How time flies! Prior to the liberalization of the telecommunications sector by the administration of former President Olusegun Obasanjo, it was a status symbol to own a landline. The Nigerian Telecommunications Limited (NITEL) were demi gods as they had the monopoly and often abused their excessive powers. They will cut your line at will and force you to pay exorbitant fees to have it reconnected. Possessing a phone was a status symbol as many will trek for miles just to make or receive a call from their loved ones.
Then came the large mobile phones which were very big in size. They were very expensive and most owners who owned it will talk at the top of their voices to show the whole world that they had finally ‘arrived.’
In 2001, the sector was liberalized which saw the entry of MTN and Econet now Airtel into the virgin market. Nigerian Business Mogul, Dr. Mike Adenuga wanted to also enter the fresh market through his Consolidated Investments Limited (CIL) but he couldn’t get the license after paying the non refundable $20 million. He would later come in three years later with Globacom.
It is instructive to note that NITEL also arrived into the market with MTEL which soon folded up as they couldn’t compete in the fiercely competitive market which is a testimony to the power of a free market economy.
MTN is the Nigerian market leader possessing 37 percent of the entire market share with 64.7 million active lines. They have been responsive to change from the beginning. When Globacom came up with a price crash war with the per second billing, MTN also responded by driving down their prices. They have done so many promos to retain old customers and attract new ones. Their marketing strategy has been working relatively well as they have been the market leader in Nigeria from day one despite the stiff competition from the other telcos.
They have also had their rough times too. They had to pay over three hundred billion naira as a fine for their unregistered sim cards to the Nigerian Communications Commission. The fine was initially over a trillion but a gentleman’s agreement reduced it to what they finally ended up paying. This fine obviously made deep inroads into their finances but being the resilient company that they are, they bounced back and are still the market leaders.
They are present in twelve countries in Africa and the Middle East and are either the market leaders or first runner up in any country they find themselves in.
Voice revenue has been on the steep decline for years and the telecommunications giant wants to messaging, mobile money and messaging to stay relevant and profitable.
In November last year, MTN and Francophone Orange collaborated to enter into the highly saturated mobile money space through the creation of Mowali. They launched in Tanzania and have rapidly expanded into Ethiopia and Angola.
According to Rob Shuter, the Group CEO, he disclosed that the telco is now offering fintech services in fourteen countries with four more in the pipeline. He also admitted that the two largest markets were South Africa and Nigeria.
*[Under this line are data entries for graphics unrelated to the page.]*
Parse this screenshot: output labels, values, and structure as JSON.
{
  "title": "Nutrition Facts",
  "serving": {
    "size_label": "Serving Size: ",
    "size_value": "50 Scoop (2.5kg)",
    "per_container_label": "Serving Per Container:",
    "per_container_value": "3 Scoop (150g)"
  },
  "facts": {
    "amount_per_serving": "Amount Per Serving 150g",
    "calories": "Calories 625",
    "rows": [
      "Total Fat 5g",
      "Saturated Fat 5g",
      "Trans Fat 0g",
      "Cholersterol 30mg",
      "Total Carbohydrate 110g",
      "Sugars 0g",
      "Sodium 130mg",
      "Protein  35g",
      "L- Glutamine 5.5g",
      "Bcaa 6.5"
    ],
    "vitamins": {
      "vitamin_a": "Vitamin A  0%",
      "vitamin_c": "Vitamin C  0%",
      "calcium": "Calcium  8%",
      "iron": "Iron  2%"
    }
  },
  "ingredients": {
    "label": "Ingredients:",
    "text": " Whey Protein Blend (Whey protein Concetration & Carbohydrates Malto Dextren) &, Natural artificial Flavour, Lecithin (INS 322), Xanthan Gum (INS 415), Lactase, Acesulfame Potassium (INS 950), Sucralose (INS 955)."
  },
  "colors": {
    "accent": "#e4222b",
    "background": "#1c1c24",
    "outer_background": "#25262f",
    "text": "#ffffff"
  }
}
In August this year, they obtained a super agent license and have become more ambitious as they seek to apply for a payments banking license which will provide the much needed platform for the launching of data, financial and other streaming services.
They have also surreptitiously copied the Apple strategy by wanting to play into the hardware market. They recently aligned with South African based Mobicel to go into the production of a $20 smart phone to accelerate their quest to fully enter the digital space.
MTN’s medium-term targets are 300 million subscribers (currently 240 million), 200 million mobile internet subscribers (currently 82 million) and 100 million active customers for digital services (currently 30 million) according to the Africa Report magazine.
Shuter also said: “Formal banking and financial services adoption will also move from one-third to two-thirds and we will ride on the back of that internet adoption. Then we will be able to provide an attractive return profile. We are well-positioned for the long term, our asset realisation programme is on track as we rebalance the portfolio and we are improving our leverage.”
In line with its current fintech space strategy, it has been getting rid of all its businesses that aren’t in line with this new reality. They have axed their investment fund, their online travel booking company, travel start and some tower company investments.
According to Hannes van den Berg, co-head of South African equity at Investec Asset Management: “MTN’s free cash flow per share is lower than the dividend being paid out, which means they’re funding some of the dividend from their balance sheet. That is concerning, though management believes the one-offs will pass and the operational health of the business warrants it. The amount of dollar-denominated debt is also worrying, given the rand’s weakness,”
It is crystal clear that MTN has robust ambitions and plans to greatly the scope of its operations and enter into hitherto new markets. Let’s see if these expansion plans will add a massive positive impact to their bottom line.